I kept the diary until 1996. I had returned from Washington DC, having just viewed the Quilt, and realized that enough was enough. In the course of those 13 years of having that memorial diary, I entered almost 300 names. From casual barflies and colleagues to close friends and even one lover.
I had to let go.
So, I stopped entering names. At least on paper. In my mind I will always Remember Their Names.
5 comments:
Soooooo sad. I'm glad you remember Their Names, but so sorry you and so many others had to endure such grief, such tragedy. It would have been relatively easy to stop the infection early, and we still aren't THERE now.
:(
ue*sobbing* As a gay man myself, this really hit a little too close to home. I SO want to give you the world's biggest hug right now........but it really is a tragedy.
Robby
Robert, this is Nate.
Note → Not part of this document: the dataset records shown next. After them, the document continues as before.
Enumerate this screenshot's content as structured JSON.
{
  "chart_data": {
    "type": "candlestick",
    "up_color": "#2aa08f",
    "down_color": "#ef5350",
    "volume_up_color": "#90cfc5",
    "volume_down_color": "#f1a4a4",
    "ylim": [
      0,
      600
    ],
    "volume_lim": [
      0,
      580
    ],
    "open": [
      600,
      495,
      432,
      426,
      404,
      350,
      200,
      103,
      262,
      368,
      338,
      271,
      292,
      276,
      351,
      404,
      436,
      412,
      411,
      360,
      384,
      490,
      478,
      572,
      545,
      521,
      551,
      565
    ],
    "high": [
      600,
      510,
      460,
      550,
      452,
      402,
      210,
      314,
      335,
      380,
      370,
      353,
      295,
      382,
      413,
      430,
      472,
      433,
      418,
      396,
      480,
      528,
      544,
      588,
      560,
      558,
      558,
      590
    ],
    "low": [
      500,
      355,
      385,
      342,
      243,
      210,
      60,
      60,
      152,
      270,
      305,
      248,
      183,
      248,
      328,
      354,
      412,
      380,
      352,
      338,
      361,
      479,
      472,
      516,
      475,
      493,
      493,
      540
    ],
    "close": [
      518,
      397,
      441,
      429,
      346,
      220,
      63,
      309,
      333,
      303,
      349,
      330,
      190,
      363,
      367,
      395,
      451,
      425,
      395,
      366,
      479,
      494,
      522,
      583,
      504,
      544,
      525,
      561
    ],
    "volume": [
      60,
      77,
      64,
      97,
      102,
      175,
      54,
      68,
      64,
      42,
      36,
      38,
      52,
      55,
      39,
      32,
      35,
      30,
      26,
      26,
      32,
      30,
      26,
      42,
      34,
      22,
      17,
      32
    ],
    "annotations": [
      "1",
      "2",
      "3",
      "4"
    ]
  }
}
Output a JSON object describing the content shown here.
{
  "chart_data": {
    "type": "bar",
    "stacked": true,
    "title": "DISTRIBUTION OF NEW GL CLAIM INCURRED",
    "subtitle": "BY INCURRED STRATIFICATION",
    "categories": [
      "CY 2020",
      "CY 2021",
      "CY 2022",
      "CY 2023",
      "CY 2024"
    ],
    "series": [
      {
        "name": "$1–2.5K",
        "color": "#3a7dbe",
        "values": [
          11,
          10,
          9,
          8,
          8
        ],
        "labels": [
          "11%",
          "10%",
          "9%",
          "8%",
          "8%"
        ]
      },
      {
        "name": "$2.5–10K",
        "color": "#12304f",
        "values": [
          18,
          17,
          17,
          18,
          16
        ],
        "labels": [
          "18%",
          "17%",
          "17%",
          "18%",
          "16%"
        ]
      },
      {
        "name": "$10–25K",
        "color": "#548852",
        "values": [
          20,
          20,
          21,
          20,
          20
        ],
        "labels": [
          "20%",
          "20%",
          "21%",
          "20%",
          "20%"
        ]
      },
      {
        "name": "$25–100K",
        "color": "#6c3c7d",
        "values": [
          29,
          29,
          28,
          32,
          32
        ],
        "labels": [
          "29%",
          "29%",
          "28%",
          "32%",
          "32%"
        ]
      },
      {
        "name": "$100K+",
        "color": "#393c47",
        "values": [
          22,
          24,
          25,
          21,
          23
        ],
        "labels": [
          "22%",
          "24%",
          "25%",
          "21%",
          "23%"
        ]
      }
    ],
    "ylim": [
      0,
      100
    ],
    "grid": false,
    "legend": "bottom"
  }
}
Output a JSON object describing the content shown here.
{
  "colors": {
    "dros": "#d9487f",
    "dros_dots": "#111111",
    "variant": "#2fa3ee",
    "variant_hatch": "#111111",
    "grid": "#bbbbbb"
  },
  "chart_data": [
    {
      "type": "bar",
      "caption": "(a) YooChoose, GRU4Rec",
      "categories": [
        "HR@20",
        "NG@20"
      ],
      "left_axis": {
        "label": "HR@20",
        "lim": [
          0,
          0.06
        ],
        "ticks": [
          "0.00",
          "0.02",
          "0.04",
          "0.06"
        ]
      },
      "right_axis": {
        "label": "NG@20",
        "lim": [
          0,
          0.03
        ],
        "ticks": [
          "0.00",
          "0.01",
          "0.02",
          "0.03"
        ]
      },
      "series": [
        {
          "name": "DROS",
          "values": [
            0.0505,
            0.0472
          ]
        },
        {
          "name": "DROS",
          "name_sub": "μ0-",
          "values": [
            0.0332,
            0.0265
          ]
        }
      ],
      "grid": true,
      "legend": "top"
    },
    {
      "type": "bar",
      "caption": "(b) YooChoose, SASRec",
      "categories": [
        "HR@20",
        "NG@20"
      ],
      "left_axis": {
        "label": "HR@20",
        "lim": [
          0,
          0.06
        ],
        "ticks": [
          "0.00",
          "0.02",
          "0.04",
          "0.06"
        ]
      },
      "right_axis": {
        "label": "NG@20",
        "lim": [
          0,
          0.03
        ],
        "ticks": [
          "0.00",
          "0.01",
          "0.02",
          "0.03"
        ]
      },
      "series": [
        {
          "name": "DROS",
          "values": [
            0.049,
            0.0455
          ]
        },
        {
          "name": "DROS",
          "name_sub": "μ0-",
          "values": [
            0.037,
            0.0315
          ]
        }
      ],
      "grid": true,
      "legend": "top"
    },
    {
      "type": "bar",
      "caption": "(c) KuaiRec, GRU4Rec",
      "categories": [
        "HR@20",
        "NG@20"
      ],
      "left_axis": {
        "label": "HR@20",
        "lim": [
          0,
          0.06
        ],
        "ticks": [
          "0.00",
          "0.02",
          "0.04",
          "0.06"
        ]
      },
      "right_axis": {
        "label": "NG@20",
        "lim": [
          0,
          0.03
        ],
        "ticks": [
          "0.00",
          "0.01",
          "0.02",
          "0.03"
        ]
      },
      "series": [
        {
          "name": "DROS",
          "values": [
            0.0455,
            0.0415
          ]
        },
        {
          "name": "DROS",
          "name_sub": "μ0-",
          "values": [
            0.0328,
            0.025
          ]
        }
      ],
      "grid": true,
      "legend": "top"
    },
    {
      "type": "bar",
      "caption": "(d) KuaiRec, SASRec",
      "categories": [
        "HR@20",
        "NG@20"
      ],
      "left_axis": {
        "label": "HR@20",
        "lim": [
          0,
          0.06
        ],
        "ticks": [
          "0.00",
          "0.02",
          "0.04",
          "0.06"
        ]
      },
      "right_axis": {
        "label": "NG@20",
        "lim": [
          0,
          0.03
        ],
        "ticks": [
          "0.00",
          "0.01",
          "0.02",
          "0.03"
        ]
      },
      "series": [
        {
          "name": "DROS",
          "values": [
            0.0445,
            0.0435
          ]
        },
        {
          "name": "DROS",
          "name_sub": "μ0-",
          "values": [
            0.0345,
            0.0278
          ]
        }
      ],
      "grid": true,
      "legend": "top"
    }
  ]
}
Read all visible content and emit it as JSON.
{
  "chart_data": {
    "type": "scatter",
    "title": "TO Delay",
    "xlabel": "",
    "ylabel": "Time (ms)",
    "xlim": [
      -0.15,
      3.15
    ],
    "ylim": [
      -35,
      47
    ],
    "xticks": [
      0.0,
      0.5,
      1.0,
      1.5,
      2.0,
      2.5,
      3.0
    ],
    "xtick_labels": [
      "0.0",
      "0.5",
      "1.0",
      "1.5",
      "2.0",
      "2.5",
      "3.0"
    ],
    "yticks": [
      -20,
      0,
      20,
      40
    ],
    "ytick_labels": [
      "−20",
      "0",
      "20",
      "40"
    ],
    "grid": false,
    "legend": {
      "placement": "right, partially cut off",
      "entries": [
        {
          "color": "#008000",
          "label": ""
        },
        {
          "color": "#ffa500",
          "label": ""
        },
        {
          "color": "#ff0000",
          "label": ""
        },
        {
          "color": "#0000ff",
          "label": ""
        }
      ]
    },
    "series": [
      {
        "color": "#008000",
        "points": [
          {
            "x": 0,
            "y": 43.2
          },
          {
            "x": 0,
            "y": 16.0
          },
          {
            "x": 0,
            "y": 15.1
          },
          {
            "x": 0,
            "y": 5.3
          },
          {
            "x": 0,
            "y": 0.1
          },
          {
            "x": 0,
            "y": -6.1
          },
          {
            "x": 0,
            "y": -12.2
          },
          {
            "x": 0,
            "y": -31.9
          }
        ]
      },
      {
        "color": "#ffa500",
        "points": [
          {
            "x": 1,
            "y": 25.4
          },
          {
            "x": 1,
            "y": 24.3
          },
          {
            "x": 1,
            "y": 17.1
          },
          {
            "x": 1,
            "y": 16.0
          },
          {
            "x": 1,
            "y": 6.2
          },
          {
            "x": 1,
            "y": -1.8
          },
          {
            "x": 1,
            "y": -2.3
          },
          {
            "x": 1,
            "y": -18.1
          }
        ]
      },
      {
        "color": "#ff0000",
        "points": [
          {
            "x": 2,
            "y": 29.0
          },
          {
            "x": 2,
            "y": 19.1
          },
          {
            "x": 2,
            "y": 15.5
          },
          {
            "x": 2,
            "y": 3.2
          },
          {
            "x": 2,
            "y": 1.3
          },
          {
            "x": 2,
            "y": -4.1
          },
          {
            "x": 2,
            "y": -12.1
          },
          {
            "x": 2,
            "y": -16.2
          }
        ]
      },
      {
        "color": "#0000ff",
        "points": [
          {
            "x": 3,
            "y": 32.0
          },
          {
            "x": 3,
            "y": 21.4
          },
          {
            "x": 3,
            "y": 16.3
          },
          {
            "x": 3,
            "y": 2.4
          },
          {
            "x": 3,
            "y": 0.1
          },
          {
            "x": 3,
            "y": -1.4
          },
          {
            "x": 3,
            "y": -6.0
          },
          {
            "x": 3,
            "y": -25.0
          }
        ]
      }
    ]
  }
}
This is one of the most heart-wrenching and touching things I have ever read. I am honored to have you as a friend.
I've lost 2 friends, and I'm 24. I can't imagine losing 300 people...be it people you were close to, friends, aquaintances....whatever. That doesn't lessen the impact.
Their memory is all that remains and you impower people everyday by how strong and good of a person you are.
The people you have lost would be proud.
just until now i have never realized how much you have dealt with throughout your life. you really are a special person and everyone needs to listen to what you have to say. You are such a good listener that get taken up in that which makes me never ask you how your life is, or how you feel. You really deserve a chance to be heard. and from now on i am going to listen to you a lot more becuase i know you have a lot of knowledge and i need to learn from you.
those numbers are very high, and it is upsetting. I can never imagine lossing as many people that you have lost. im sorry.
your friend - r.
I sometimes blank out on the 1980's to the ealy 90's because I think of the people I have know since that have died. It makes me sad to thionk so many people died from AIDS, drugs and there was one traumatic suicide, too. I hold on to the best of those people and remember them with love.